Gene-assist drugs would circumvent this, not by curing the genetic defect but by helping the mutated protein work more normally.
CPX, the candidate furthest in testing, "provides eyeglasses and a cane to help (the mutated protein) find its way through the cell and do its work," said Dr. Harvey Pollard, who discovered the drug while at the National Institutes of Health. Although the drug is related to caffeine, caffeine itself does not help cystic fibrosis, he said.
The drug binds to mutated CFTR and chaperones it to the cell surface. Once there, even defective CFTR can shuttle out a little chloride. But CPX also boosts the protein's power to open chloride channels. That double whammy excites the Cystic Fibrosis Foundation, which is helping to fund CPX's development.
"CPX was able to induce a massive secretion of chloride from these CF cells" in test-tube studies, said Pollard. "At that point, we realized we had something really good going."
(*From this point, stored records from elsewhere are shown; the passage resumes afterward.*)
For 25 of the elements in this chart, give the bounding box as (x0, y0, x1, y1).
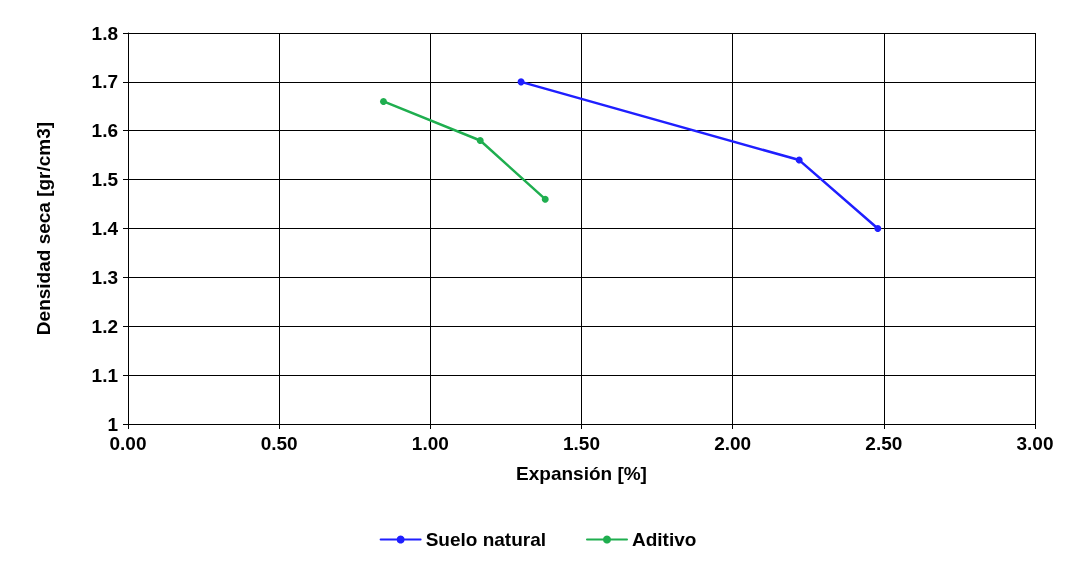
x-tick-label: 0.50 (260, 433, 298, 454)
point (795, 156, 803, 164)
y-tick-label: 1.8 (91, 22, 118, 44)
x-axis-title: Expansión [%] (516, 463, 647, 484)
x-tick-label: 2.50 (865, 433, 903, 454)
y-tick-label: 1.1 (91, 364, 119, 386)
legend-label: Aditivo (631, 529, 697, 550)
x-tick-label: 1.00 (411, 433, 449, 454)
y-tick-label: 1.3 (91, 266, 118, 288)
y-tick-label: 1.2 (91, 315, 118, 337)
x-tick-label: 2.00 (714, 433, 752, 454)
x-tick-label: 1.50 (563, 433, 600, 454)
y-tick-label: 1.7 (91, 71, 118, 93)
point (874, 225, 882, 232)
point (476, 137, 484, 145)
x-tick-label: 3.00 (1016, 433, 1054, 454)
point (541, 195, 549, 203)
y-axis-title: Densidad seca [gr/cm3] (33, 121, 54, 336)
y-tick-label: 1.6 (91, 120, 118, 142)
y-tick-label: 1.4 (91, 218, 119, 239)
legend-label: Suelo natural (425, 529, 546, 550)
x-tick-label: 0.00 (109, 433, 147, 454)
point (379, 97, 387, 105)
y-tick-label: 1 (107, 413, 119, 435)
y-tick-label: 1.5 (91, 169, 119, 191)
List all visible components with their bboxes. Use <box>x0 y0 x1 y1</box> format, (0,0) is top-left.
Now the question is whether the drug works in patients the way it did in Pollard's laboratory.
SciClone Pharmaceuticals, a California biotechnology company, licensed CPX from the government and is sponsoring clinical trials to find out. Test results are expected in several months.
Two other possible gene-assist drugs are in earlier clinical trials:
-- Johns Hopkins is testing phenylbutyrate, a drug that also helps chaperone mutated CFTR to the cell surface. A pilot trial suggests the drug could partially restore chloride transport in key cells.
-- Duramycin is a failed antibiotic that researchers recently discovered also may help cystic fibrosis, allowing chloride to escape cells by a different route so it does not need the mutated CFTR. First-stage testing of an inhaled version is to begin this fall, Zeitlin said.
Scientists hope gene therapy to correct the cystic fibrosis defect might eventually cure the disease, but progress is slow. That is why doctors are anxiously watching this new gene-assist therapy.
"While we're waiting around for gene therapy ... we have got to do something," Pollard said. "This is something that could actually work."